El tercer Informe sobre Desarrollo Humano de El Salvador (IDHES),
ejecutado por el Programa de las Naciones Unidas para el Desarrollo
(PNUD) después de los terremotos del 13 de enero y 13 de
febrero, refleja su impacto.
Vértice ofrece el resultado de un monitoreo hecho a cuatro
municipios que muestran una pizca de los efectos dejados por los
dos terremotos y la sequía del año pasado.
¿Cuál será la apuesta del gobierno de Francisco
Flores en el 2002? Dejar pasar o más transparencia y equidad
en la reconstrucción de los poblados olvidados.
Al
pie de la amenaza
El mediodía del 15 de agosto de 2001, un aluvión
bajó desde el volcán deSan Vicente y arrasó
parte de Guadalupe.
Unos
colchones carcomidos por el moho y una arenisca fina delimita
la zona donde antes vivían no menos de 14 familias. Después
del aluvión que arrasó con todo a su paso, no quedó
más que rocas y árboles y láminas retorcidas.
A casi un año del desastre, el volcán luce herido
y las laderas de la montaña son una amenaza latente. Abajo,
residen los damnificados de la colonia Santa Rosa en casas hechas
de láminas de zinc por las brigadas de la Fuerza Armada.

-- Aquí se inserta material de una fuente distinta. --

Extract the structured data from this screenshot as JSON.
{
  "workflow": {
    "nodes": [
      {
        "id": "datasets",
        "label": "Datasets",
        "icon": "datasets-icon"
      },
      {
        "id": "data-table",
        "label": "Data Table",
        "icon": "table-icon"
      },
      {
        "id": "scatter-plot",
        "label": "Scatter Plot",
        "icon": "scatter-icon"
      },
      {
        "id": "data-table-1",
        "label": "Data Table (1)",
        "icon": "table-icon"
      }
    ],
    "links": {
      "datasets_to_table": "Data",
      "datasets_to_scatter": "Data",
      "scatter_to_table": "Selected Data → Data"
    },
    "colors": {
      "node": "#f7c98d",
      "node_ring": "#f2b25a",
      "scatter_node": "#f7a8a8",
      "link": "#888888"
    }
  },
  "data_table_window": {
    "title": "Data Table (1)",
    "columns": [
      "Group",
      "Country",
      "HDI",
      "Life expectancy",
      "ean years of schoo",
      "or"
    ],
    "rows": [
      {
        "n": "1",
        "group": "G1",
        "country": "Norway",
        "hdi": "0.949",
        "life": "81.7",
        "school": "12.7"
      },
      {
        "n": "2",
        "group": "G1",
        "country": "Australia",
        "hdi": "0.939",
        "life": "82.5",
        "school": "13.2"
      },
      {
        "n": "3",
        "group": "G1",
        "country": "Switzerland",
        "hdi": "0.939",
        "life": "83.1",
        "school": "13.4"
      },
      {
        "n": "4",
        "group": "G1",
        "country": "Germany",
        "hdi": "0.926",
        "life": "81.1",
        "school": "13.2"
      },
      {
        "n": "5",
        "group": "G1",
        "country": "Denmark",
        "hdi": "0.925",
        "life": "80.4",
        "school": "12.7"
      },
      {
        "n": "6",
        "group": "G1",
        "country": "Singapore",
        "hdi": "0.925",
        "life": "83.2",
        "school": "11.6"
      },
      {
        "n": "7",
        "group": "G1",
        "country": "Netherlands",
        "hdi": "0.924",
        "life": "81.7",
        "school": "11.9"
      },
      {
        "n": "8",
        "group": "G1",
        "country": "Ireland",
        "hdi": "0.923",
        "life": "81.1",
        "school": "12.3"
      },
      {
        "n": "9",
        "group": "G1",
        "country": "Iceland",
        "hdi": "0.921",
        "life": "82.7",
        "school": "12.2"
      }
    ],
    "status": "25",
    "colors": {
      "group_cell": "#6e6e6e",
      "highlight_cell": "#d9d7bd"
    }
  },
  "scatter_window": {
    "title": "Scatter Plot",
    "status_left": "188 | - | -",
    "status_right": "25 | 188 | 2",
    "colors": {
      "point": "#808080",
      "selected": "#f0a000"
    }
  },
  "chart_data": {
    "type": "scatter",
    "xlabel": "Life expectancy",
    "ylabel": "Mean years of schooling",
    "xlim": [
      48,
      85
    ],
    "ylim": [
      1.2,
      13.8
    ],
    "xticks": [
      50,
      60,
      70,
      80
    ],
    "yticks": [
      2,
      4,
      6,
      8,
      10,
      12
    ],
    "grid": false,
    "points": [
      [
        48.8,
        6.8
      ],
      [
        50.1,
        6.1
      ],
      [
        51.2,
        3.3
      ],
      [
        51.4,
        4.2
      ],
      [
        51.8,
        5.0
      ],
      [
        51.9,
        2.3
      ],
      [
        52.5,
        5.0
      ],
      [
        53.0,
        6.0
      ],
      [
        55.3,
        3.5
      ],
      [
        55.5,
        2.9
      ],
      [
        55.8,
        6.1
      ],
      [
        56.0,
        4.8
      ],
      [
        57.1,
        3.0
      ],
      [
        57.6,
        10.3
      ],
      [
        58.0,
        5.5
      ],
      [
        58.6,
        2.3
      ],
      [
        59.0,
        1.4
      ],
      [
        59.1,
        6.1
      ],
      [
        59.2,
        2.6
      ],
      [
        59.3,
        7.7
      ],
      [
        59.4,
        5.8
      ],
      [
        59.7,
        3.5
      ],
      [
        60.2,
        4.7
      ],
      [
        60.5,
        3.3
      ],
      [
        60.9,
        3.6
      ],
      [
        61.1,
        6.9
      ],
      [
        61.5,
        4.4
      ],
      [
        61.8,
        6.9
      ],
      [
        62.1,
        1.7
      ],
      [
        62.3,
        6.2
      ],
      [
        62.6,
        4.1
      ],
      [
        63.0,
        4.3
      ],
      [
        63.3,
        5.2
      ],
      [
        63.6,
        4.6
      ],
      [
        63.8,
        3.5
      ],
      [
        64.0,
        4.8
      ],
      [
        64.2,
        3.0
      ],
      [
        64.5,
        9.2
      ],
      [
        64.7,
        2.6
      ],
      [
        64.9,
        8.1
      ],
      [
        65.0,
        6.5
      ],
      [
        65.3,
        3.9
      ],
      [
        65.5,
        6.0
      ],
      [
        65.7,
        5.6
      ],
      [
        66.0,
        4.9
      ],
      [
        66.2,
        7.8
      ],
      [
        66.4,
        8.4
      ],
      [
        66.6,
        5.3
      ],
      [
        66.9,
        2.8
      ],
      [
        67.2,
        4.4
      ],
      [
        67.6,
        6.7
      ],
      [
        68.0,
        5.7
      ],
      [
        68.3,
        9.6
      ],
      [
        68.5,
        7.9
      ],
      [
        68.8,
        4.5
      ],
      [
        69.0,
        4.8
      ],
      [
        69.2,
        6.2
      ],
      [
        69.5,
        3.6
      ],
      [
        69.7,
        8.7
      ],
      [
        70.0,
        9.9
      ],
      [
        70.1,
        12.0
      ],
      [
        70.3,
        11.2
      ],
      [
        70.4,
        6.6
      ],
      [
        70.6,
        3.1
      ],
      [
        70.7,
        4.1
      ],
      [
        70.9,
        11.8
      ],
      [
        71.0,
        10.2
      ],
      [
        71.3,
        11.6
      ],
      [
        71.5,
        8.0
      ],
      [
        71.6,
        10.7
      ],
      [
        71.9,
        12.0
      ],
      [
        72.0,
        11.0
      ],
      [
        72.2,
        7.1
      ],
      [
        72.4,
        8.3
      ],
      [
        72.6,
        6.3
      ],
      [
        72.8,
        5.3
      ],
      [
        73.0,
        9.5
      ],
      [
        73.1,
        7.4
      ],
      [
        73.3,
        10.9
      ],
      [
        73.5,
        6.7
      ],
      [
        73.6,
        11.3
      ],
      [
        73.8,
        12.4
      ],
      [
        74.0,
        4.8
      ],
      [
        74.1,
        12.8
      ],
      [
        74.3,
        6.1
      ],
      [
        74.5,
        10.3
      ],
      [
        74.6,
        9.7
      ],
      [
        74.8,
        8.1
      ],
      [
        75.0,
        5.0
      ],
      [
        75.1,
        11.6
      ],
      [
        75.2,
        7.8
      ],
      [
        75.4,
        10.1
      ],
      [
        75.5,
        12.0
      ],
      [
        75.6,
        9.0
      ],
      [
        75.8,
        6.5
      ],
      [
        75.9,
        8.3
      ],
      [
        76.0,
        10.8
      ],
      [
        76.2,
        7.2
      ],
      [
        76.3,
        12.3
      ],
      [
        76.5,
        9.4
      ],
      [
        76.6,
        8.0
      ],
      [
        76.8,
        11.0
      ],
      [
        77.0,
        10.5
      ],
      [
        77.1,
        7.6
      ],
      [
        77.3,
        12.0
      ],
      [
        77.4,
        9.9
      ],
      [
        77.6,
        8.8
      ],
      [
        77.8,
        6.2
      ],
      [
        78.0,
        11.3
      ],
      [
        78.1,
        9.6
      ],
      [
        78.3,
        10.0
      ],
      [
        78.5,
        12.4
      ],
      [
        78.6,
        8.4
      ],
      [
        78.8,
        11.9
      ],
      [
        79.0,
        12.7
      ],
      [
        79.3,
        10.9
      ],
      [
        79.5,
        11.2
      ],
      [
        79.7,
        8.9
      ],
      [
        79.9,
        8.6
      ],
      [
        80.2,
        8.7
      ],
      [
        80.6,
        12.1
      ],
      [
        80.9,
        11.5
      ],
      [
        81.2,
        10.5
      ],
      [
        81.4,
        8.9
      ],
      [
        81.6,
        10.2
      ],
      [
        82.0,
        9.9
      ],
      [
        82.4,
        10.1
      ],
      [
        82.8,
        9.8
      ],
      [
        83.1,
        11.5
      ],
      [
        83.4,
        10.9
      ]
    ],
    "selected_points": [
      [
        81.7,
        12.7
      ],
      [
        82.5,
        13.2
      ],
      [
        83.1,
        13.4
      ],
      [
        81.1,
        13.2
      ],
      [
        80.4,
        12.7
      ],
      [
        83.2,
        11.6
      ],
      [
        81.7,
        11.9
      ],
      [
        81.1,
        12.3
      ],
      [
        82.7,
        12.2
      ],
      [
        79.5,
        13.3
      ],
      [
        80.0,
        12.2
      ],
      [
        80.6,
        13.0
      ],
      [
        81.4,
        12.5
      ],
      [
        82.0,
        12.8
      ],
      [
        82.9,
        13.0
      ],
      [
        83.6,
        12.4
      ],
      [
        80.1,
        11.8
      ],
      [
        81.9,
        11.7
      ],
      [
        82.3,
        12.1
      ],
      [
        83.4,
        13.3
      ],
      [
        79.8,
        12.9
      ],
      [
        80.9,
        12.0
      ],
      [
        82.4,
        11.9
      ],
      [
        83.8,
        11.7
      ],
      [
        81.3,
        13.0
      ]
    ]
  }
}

Tres días después de la tragedia, el 19 de agosto,
el presidente Francisco Flores llegó a Guadalupe para ofrecer
una promesa: conceder el título de propiedad a cada uno
de estos damnificados.
Edmundo Pineda, un residente de la comunidad, lo recuerda perfectamente.
Pero la promesa no se ha hecho realidad. El alcalde de Guadalupe,
Pedro Maldonado, señala que falta tramitar un permiso con
el Instituto Salvadoreño de Transformación Agraria
(ISTA) para legalizar la tierra que ocupan ahora los habitantes
de la colonia Santa Rosa.
Los residentes reclaman la legalidad de sus casas y la instalación
de los servicios básicos; el agua y la energía eléctrica
son los grandes ausentes.
En Guadalupe resta mucho por hacer y el invierno de 2002 es una
amenaza en potencia.
El
rincón olvidado de Pasaquina
En el 2001, la naturaleza
se ensañó con 62 municipios de oriente del país.
Los pobladores -en su mayoría- no sufrieron daños
por los terremotos; pero no lograron escapar a la peor sequía
de los últimos años. Pasaquina, en La Unión,
fue una de las más golpeadas.
Texto:
Ernesto Villalobos/Fotos: Claudia Barrientos
Al llegar al lugar todavía se percibe los estragos de la
sequía. Suelos agrietados por la erosión, pasto
seco, una escasa vegetación y rastros de las siembras perdidas
cubren los terrenos que sirven para cultivos.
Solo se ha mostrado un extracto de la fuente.